Protest calls for greater accountability in long-term care
Posted: October 5, 2021
(October 4, 2021)
By: Jennifer Hamilton-McCharles, Northern News
Henri Giroux, a member of the North Bay Health Coalition, speaks to media and supporters during a small rally, Monday, outside Nipissing MPP Vic Fedeli’s office. Jennifer Hamilton-McCharles/The Nugget
COVID-19 opened the country’s eyes to the problems in long-term care homes, but those problems have been there for many years, says Henri Giroux.

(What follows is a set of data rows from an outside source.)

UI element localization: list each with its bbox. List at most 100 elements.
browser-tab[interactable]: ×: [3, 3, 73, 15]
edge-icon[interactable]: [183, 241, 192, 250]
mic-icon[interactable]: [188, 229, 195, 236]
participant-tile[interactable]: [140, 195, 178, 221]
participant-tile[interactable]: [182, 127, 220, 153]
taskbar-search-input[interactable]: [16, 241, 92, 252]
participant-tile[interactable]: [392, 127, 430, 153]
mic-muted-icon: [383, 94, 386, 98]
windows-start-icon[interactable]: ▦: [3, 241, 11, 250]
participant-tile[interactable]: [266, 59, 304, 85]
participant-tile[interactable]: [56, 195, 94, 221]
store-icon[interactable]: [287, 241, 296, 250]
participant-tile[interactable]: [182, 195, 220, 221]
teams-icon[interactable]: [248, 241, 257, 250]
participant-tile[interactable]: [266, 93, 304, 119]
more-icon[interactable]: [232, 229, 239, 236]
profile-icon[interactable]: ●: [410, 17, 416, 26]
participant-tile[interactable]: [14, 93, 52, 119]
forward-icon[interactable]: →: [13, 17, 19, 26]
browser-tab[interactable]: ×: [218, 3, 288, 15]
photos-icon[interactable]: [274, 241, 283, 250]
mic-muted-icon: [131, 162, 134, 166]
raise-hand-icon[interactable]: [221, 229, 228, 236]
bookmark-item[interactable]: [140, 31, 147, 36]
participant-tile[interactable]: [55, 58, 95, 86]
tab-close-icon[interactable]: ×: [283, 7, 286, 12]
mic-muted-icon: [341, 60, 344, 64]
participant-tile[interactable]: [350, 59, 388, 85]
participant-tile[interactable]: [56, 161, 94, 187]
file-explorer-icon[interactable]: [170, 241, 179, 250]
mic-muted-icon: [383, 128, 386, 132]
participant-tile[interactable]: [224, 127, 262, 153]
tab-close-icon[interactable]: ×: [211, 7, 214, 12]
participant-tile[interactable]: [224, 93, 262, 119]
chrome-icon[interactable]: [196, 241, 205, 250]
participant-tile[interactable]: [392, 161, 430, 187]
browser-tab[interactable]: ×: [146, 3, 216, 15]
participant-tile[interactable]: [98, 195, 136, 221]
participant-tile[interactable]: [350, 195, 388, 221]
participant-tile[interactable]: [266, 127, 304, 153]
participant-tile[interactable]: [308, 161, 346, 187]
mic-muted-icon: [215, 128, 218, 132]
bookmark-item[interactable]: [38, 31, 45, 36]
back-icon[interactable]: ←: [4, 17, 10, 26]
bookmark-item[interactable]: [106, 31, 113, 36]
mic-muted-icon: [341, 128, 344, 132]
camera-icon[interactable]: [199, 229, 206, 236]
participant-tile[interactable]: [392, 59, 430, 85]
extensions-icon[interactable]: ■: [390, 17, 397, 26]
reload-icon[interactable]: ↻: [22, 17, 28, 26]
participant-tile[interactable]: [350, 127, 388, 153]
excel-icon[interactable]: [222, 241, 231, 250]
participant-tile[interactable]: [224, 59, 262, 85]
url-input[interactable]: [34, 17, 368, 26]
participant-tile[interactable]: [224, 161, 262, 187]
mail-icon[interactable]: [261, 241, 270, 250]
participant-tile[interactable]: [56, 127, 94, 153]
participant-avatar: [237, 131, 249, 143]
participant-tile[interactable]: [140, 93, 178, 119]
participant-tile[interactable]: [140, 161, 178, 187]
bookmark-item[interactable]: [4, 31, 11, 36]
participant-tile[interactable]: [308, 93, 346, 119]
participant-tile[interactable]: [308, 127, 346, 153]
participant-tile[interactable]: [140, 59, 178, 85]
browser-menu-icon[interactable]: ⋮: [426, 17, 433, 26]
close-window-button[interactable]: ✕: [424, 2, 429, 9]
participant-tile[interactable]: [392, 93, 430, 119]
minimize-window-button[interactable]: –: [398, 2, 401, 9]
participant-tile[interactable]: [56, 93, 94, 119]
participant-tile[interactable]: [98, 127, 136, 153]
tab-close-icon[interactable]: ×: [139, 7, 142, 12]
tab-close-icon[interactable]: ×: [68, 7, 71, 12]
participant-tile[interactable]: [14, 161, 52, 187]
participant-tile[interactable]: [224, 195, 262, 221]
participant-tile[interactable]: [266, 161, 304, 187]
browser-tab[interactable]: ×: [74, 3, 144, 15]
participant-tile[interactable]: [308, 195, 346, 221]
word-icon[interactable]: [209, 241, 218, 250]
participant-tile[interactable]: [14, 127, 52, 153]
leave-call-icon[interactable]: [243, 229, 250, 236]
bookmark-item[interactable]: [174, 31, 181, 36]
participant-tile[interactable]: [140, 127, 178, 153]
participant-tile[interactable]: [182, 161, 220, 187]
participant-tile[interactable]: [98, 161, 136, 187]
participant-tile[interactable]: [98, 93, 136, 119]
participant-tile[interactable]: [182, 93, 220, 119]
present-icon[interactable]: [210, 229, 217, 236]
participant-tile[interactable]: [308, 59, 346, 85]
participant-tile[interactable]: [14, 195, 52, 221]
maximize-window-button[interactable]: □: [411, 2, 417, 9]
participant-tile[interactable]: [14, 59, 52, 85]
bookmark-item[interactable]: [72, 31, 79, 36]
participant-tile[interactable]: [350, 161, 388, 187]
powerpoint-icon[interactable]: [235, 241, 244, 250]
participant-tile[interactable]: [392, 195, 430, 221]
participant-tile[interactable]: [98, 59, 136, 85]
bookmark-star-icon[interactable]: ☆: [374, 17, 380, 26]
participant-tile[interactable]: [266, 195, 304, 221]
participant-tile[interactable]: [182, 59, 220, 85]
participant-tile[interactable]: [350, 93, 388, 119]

Giroux, a member of the North Bay Health Coalition, held a protest outside Nipissing MPP Vic Fedeli’s office Monday at noon to announce the ‘Rise Up for LTC’ campaign.
“These demands are clear and the coalition will not accept any more empty words and broken promises,” Giroux told a small crowd of union workers and area residents.
“We need immediate action to fast-track increases in care levels and staffing to meet residents’ care needs,” he said.
“People are tired, long-term care homes need more staff to work. We have been pushing since 2003 to get four hours of care per resident. (Former premier Mike) Harris took it out in 1996, then we pushed for it when (Nipissing MPP Monique) Smith was running in 2003. She said the government would look at it and it never happened, and it still hasn’t happened.”
Giroux said now, the Ford government says it will happen in 2025, “but we can’t wait. We need it now.”
Another demand is the enforcement of care standards through the reinstatement of annual surprise inspections, as well as accountability through fines and the loss of license for repeated non-compliance.
“We also need to end for-profit long-term care and ensure human rights of long-term care residents are upheld, including an end of unlawful detention, isolation and ensure full access to caregivers and families,” Giroux said.
He said health coalitions in North Bay and Ontario will push for these demands over the next year.
“COVID opened people’s eyes to the problems within long-term care, but these problems were here well before the pandemic hit. The difference is that only those people who had loved ones in long-term care knew about it. This has now opened many people’s eyes.”
A protest calling for greater accountability in long-term care is held outside Nipissing MPP Vic Fedeli’s office in North Bay, Monday. Jennifer Hamilton-McCharles/The Nugget
Mike Taylor, one of the speakers at the rally, knows the gaps in long-term care, which is why he is doing everything he can to keep his parents living in their own home.
“I feel it’s an obligation of mine to advocate for those who can’t advocate, and a lot of our seniors can’t do that for themselves. Whether or not our parents are in long-term care facilities, we still have a responsibility,” he said.
“Our seniors are our most vulnerable sector and we need to look after them.”
Taylor says the system needs a complete overhaul and would like to see senior’s care put into the Canadian Health Accord.
He said having the federal government take an active roll to ensure the same standards of care across the country would provide accountability.